労災多発の根本には、行き過ぎたコスト削減と利益優先のリストラがあります。例えば鉄鋼大手の新日鉄は、一九八七年以来のリストラで、在籍従業員数が六万一千人余から、二〇〇三年度二万一千人余へと三分の一に激減し、従業員一人当たり粗鋼生産高は三・四倍も増えました。
現場では極限までの人減らしで熟練要員は少なく、安全技能も伝承されず、安全衛生部門の人員も減っています。利益優先で災害を増やした企業トップの責任が問われます。
業務の外注化や請負の拡大は災害増加の要因となっています。下請けに危険な作業をさせながら、安全確保の連携が不十分なため、災害発生率が親企業より二倍以上高くなっています。大企業は下請けに対する安全確保の責任を果たすべきです。

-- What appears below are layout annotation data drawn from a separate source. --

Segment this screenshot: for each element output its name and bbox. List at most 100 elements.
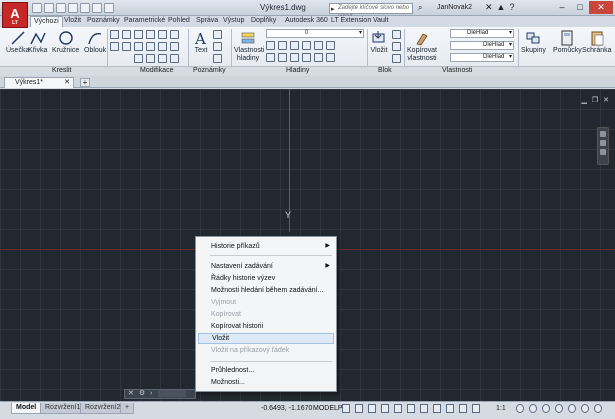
erase-icon[interactable] (170, 30, 179, 39)
move-icon[interactable] (134, 30, 143, 39)
close-icon[interactable]: ✕ (603, 96, 609, 104)
layer-merge-icon[interactable] (302, 53, 311, 62)
layer-properties-button[interactable]: Vlastnosti hladiny (234, 30, 264, 63)
snap-icon[interactable] (355, 404, 363, 413)
open-icon[interactable] (44, 3, 54, 13)
undo-icon[interactable] (92, 3, 102, 13)
panel-title-annotation[interactable]: Poznámky (193, 67, 226, 74)
panel-title-layers[interactable]: Hladiny (286, 67, 309, 74)
annotation-scale[interactable]: 1:1 (496, 405, 506, 412)
insert-block-button[interactable]: Vložit (370, 30, 388, 54)
stretch-icon[interactable] (134, 54, 143, 63)
linetype-dropdown[interactable]: DleHlad ▾ (450, 41, 514, 50)
tab-pohled[interactable]: Pohled (168, 17, 190, 24)
auto-scale-icon[interactable] (472, 404, 480, 413)
save-icon[interactable] (56, 3, 66, 13)
osnap-icon[interactable] (394, 404, 402, 413)
layer-off-icon[interactable] (266, 41, 275, 50)
close-icon[interactable]: ✕ (64, 78, 70, 88)
circle-button[interactable]: Kružnice (52, 30, 79, 54)
command-input[interactable] (157, 390, 186, 397)
menu-item-cut[interactable]: Vyjmout (198, 297, 334, 308)
explode-icon[interactable] (170, 42, 179, 51)
pan-icon[interactable] (600, 131, 606, 137)
close-icon[interactable]: ✕ (589, 1, 613, 14)
new-icon[interactable] (32, 3, 42, 13)
layer-dropdown[interactable]: 0 ▾ (266, 29, 364, 38)
add-layout-button[interactable]: + (120, 403, 135, 414)
search-input[interactable]: ▸ Zadejte klíčové slovo nebo výraz (329, 3, 413, 20)
exchange-icon[interactable]: ✕ (485, 2, 493, 13)
restore-icon[interactable]: ❐ (592, 96, 598, 104)
clipboard-button[interactable]: Schránka (582, 30, 612, 54)
selection-cycling-icon[interactable] (446, 404, 454, 413)
layer-walk-icon[interactable] (290, 53, 299, 62)
tab-doplnky[interactable]: Doplňky (251, 17, 276, 24)
tab-lt-extension[interactable]: LT Extension (331, 17, 371, 24)
tab-vlozit[interactable]: Vložit (64, 17, 81, 24)
table-icon[interactable] (213, 54, 222, 63)
otrack-icon[interactable] (407, 404, 415, 413)
transparency-icon[interactable] (433, 404, 441, 413)
layer-isolate-icon[interactable] (266, 53, 275, 62)
layer-delete-icon[interactable] (314, 53, 323, 62)
arc-button[interactable]: Oblouk (84, 30, 106, 54)
redo-icon[interactable] (104, 3, 114, 13)
menu-item-transparency[interactable]: Průhlednost... (198, 365, 334, 376)
boundary-icon[interactable] (110, 42, 119, 51)
block-attribute-icon[interactable] (392, 54, 401, 63)
groups-button[interactable]: Skupiny (521, 30, 546, 54)
application-menu-button[interactable]: A LT (2, 2, 28, 28)
new-tab-button[interactable]: + (80, 78, 90, 87)
annotation-visibility-icon[interactable] (459, 404, 467, 413)
text-button[interactable]: A Text (192, 30, 210, 54)
dimension-icon[interactable] (213, 30, 222, 39)
layer-unisolate-icon[interactable] (278, 53, 287, 62)
wrench-icon[interactable]: ⚙ (139, 390, 145, 398)
lineweight-dropdown[interactable]: DleHlad ▾ (450, 53, 514, 62)
customization-icon[interactable] (594, 404, 602, 413)
menu-item-command-history[interactable]: Historie příkazů ▶ (198, 241, 334, 252)
create-block-icon[interactable] (392, 30, 401, 39)
tab-parametricke[interactable]: Parametrické (124, 17, 165, 24)
tab-vault[interactable]: Vault (373, 17, 388, 24)
menu-item-input-search-options[interactable]: Možnosti hledání během zadávání... (198, 285, 334, 296)
tab-vystup[interactable]: Výstup (223, 17, 244, 24)
fullscreen-icon[interactable] (581, 404, 589, 413)
trim-icon[interactable] (158, 30, 167, 39)
line-button[interactable]: Úsečka (6, 30, 29, 54)
layer-previous-icon[interactable] (326, 41, 335, 50)
array-icon[interactable] (158, 54, 167, 63)
menu-item-prompt-history-lines[interactable]: Řádky historie výzev (198, 273, 334, 284)
orbit-icon[interactable] (600, 149, 606, 155)
binoculars-icon[interactable]: ⌕ (418, 3, 422, 13)
offset-icon[interactable] (170, 54, 179, 63)
tab-model[interactable]: Model (11, 403, 42, 414)
file-tab[interactable]: Výkres1* ✕ (4, 77, 74, 88)
help-icon[interactable]: ? (509, 2, 514, 13)
layer-match-icon[interactable] (302, 41, 311, 50)
menu-item-options[interactable]: Možnosti... (198, 377, 334, 388)
tab-layout2[interactable]: Rozvržení2 (80, 403, 126, 414)
coordinates-readout[interactable]: -0.6493, -1.1670 (261, 405, 312, 412)
layer-thaw-icon[interactable] (326, 53, 335, 62)
menu-item-input-settings[interactable]: Nastavení zadávání ▶ (198, 261, 334, 272)
layer-current-icon[interactable] (314, 41, 323, 50)
copy-icon[interactable] (134, 42, 143, 51)
minimize-icon[interactable]: – (553, 1, 571, 14)
tab-vychozi[interactable]: Výchozí (30, 16, 63, 27)
fillet-icon[interactable] (158, 42, 167, 51)
utilities-button[interactable]: Pomůcky (553, 30, 582, 54)
isolate-objects-icon[interactable] (568, 404, 576, 413)
menu-item-copy-history[interactable]: Kopírovat historii (198, 321, 334, 332)
navigation-bar[interactable] (597, 127, 609, 165)
tab-poznamky[interactable]: Poznámky (87, 17, 120, 24)
panel-title-properties[interactable]: Vlastnosti (442, 67, 472, 74)
mirror-icon[interactable] (146, 42, 155, 51)
color-dropdown[interactable]: DleHlad ▾ (450, 29, 514, 38)
polar-icon[interactable] (381, 404, 389, 413)
maximize-icon[interactable]: □ (571, 1, 589, 14)
panel-title-draw[interactable]: Kreslit (52, 67, 71, 74)
rotate-icon[interactable] (146, 30, 155, 39)
model-space-toggle[interactable]: MODELP (313, 405, 343, 412)
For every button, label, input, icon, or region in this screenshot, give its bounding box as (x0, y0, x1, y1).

交通運輸の事故が相次いでいることも重大です。JR西日本の列車脱線、航空機のトラブル続発、トラックの多重衝突やバスの横転、タンカー衝突など事故が多発し、多くの国民が不安を感じています。
相次ぐ事故は偶然ではありません。交通運輸業界でも、コスト削減と効率優先、競争優先で安全を軽視する経営が横行しているからです。
JR西日本は、競争で優位に立ち「稼ぐ」ため、安全対策なおざりで列車スピードアップや人員削減を徹底してきました。JR西発足時に五万一千五百三十人いた社員は、〇四年四月に三万二千八百五十人へと36%も減少しました。今後五年間で四千百人を減らす計画ですが、事故後も計画を見直していません。

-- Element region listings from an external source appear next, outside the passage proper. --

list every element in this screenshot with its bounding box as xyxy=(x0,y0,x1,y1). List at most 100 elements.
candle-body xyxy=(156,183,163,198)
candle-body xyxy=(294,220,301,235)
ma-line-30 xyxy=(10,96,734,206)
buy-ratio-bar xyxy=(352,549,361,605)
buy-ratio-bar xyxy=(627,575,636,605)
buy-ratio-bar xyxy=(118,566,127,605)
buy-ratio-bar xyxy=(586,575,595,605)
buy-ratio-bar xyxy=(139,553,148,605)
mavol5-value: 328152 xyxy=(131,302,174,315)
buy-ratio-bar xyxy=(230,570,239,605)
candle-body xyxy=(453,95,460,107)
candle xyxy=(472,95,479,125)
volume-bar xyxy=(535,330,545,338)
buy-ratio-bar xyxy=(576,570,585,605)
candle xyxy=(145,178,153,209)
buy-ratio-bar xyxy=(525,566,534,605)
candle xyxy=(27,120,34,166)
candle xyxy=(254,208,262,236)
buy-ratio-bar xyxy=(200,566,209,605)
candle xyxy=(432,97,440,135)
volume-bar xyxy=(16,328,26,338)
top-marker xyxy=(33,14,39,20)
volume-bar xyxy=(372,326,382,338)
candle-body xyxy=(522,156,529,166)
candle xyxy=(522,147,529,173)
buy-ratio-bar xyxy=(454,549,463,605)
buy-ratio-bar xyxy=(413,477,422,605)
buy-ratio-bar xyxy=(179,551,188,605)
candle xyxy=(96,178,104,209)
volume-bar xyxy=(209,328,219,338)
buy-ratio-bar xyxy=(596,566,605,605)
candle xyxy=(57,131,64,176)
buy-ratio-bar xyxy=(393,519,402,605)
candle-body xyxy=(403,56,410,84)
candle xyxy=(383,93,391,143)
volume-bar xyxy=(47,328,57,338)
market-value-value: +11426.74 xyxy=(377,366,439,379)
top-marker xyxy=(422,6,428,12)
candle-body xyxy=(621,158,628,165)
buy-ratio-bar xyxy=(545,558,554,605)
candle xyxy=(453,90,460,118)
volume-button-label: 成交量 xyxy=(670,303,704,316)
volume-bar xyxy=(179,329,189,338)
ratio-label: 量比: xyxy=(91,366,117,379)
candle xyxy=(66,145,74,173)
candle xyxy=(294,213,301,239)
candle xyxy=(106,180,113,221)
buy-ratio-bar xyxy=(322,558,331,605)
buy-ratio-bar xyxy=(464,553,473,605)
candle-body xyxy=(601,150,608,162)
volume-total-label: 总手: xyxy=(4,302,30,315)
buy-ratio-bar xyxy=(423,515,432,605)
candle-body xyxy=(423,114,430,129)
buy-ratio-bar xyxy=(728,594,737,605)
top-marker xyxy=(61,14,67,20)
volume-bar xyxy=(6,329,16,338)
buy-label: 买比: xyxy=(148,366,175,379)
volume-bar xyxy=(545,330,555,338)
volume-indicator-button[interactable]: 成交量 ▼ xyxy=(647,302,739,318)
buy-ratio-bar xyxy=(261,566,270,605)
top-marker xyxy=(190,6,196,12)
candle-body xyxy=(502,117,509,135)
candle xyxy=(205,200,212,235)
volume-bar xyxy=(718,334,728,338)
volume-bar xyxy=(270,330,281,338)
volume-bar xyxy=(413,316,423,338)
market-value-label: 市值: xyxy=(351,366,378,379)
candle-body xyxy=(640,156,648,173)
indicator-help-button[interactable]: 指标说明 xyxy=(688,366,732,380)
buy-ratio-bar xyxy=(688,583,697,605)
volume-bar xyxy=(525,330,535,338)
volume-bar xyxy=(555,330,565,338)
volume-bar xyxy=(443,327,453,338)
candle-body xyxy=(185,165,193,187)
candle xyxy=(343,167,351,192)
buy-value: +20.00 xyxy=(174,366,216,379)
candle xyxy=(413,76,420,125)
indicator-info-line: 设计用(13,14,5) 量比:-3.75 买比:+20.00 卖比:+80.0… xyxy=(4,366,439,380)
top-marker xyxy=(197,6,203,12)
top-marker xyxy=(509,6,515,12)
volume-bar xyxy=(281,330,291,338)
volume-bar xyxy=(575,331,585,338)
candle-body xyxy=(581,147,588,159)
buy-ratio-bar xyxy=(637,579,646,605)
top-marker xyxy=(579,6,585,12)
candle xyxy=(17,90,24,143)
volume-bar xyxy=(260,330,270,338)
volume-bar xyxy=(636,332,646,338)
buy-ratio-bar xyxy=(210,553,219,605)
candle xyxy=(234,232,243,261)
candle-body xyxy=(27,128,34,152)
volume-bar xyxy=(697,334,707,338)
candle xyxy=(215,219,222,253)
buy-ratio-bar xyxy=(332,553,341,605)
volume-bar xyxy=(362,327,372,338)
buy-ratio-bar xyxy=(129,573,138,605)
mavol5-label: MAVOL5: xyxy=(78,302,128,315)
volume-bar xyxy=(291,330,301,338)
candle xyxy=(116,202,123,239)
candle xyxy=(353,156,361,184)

事業改善命令をうけた日本航空は、コストのかかる安全対策には消極的です。整備人員の増強や余裕のあるダイヤ設定、乗務員の適切な準備時間の確保を求める現場の声に対して、改善策は示されていません。
重大な災害を起こせば、企業も損害を受け、経営の存立基盤が揺らぎます。ILO(国際労働機関)は、安全衛生の措置は、安全な労働環境をつくるとともに「生産性そして競争力を向上させる」(労働安全衛生に関する決議)と指摘しています。
■安全守る社会的責任
この間、新日鉄の三村社長は「安全な職場をつくる」ことは「全てに最優先する『経営の大前提』」(年頭あいさつ)とのべ、JR西日本は「安全を最優先する企業風土の構築」を基本理念として掲げました。

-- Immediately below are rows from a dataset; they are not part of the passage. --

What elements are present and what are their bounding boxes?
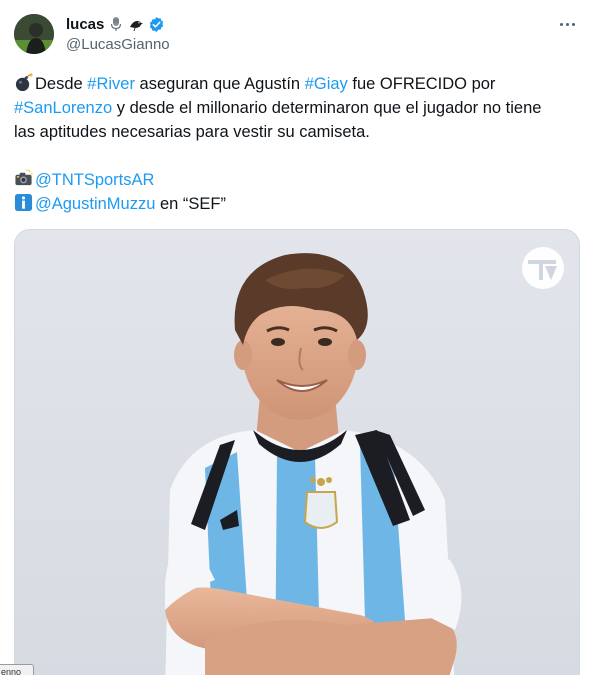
author-handle[interactable]: @LucasGianno [66,36,170,53]
tweet-credit-photo: @TNTSportsAR [14,168,582,192]
bomb-icon [14,73,33,92]
tweet-text: Desde #River aseguran que Agustín #Giay … [14,72,582,216]
dot-icon [559,22,563,26]
author-display-name[interactable]: lucas [66,16,104,33]
tweet-text-segment: y desde el millonario determinaron que e… [112,99,542,117]
hashtag-river[interactable]: #River [87,75,135,93]
more-options-button[interactable] [556,14,578,34]
tweet-text-segment: fue OFRECIDO por [347,75,496,93]
camera-flash-icon [14,169,33,188]
bird-icon [128,16,144,32]
tweet-credit-info: @AgustinMuzzu en “SEF” [14,192,582,216]
mention-tntsportsar[interactable]: @TNTSportsAR [35,171,154,189]
tnt-sports-logo-icon [522,247,564,289]
tweet-paragraph: Desde #River aseguran que Agustín #Giay … [14,72,582,144]
tweet-text-segment: Desde [35,75,88,93]
avatar[interactable] [14,14,54,54]
mention-agustinmuzzu[interactable]: @AgustinMuzzu [35,195,155,213]
bottom-tab: enno [0,664,34,675]
hashtag-sanlorenzo[interactable]: #SanLorenzo [14,99,112,117]
tweet-text-segment: las aptitudes necesarias para vestir su … [14,123,370,141]
dot-icon [571,22,575,26]
verified-badge-icon [148,16,165,33]
dot-icon [565,22,569,26]
hashtag-giay[interactable]: #Giay [305,75,348,93]
tweet-photo[interactable] [14,229,580,675]
microphone-icon [108,16,124,32]
info-icon [14,193,33,212]
author-name-row: lucas [66,14,165,34]
tweet-text-segment: aseguran que Agustín [134,75,305,93]
tweet-text-segment: en “SEF” [155,195,226,213]
tweet-card: lucas @LucasGianno Desde #River aseguran… [0,0,596,675]
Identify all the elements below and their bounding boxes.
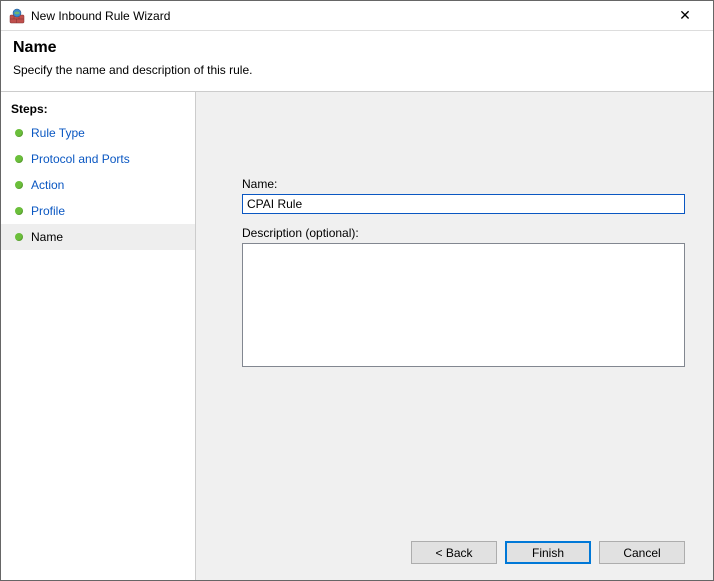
button-row: < Back Finish Cancel bbox=[242, 531, 685, 564]
step-bullet-icon bbox=[15, 181, 23, 189]
step-bullet-icon bbox=[15, 129, 23, 137]
description-label: Description (optional): bbox=[242, 226, 685, 240]
wizard-header: Name Specify the name and description of… bbox=[1, 31, 713, 92]
step-action[interactable]: Action bbox=[1, 172, 195, 198]
window-title: New Inbound Rule Wizard bbox=[31, 9, 665, 23]
step-bullet-icon bbox=[15, 207, 23, 215]
cancel-button[interactable]: Cancel bbox=[599, 541, 685, 564]
wizard-window: New Inbound Rule Wizard ✕ Name Specify t… bbox=[0, 0, 714, 581]
step-bullet-icon bbox=[15, 155, 23, 163]
step-rule-type[interactable]: Rule Type bbox=[1, 120, 195, 146]
step-link[interactable]: Protocol and Ports bbox=[31, 150, 130, 168]
step-label: Name bbox=[31, 228, 63, 246]
titlebar: New Inbound Rule Wizard ✕ bbox=[1, 1, 713, 31]
steps-title: Steps: bbox=[1, 98, 195, 120]
page-title: Name bbox=[13, 39, 701, 57]
step-name[interactable]: Name bbox=[1, 224, 195, 250]
page-subtitle: Specify the name and description of this… bbox=[13, 63, 701, 77]
step-link[interactable]: Action bbox=[31, 176, 64, 194]
step-profile[interactable]: Profile bbox=[1, 198, 195, 224]
firewall-icon bbox=[9, 8, 25, 24]
step-protocol-and-ports[interactable]: Protocol and Ports bbox=[1, 146, 195, 172]
back-button[interactable]: < Back bbox=[411, 541, 497, 564]
close-icon: ✕ bbox=[679, 7, 691, 24]
name-label: Name: bbox=[242, 177, 685, 191]
step-bullet-icon bbox=[15, 233, 23, 241]
step-link[interactable]: Profile bbox=[31, 202, 65, 220]
wizard-body: Steps: Rule Type Protocol and Ports Acti… bbox=[1, 92, 713, 580]
step-link[interactable]: Rule Type bbox=[31, 124, 85, 142]
description-textarea[interactable] bbox=[242, 243, 685, 367]
name-input[interactable] bbox=[242, 194, 685, 214]
finish-button[interactable]: Finish bbox=[505, 541, 591, 564]
steps-sidebar: Steps: Rule Type Protocol and Ports Acti… bbox=[1, 92, 196, 580]
close-button[interactable]: ✕ bbox=[665, 2, 705, 30]
main-panel: Name: Description (optional): < Back Fin… bbox=[196, 92, 713, 580]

言葉だけでなく安全最優先を実際に貫くのかどうかが問われます。
必要な要員の確保、安全衛生関連の法令厳守をはじめ安全対策を抜本的に強め、社会的責任を果たすことです。とくに現場の労働者の声を十分に反映させることが重要です。
政府がリストラを促進し、輸送の安全を確保する規制を緩和してきた責任も問われます。安全にかかわる規制は強化することを求めます。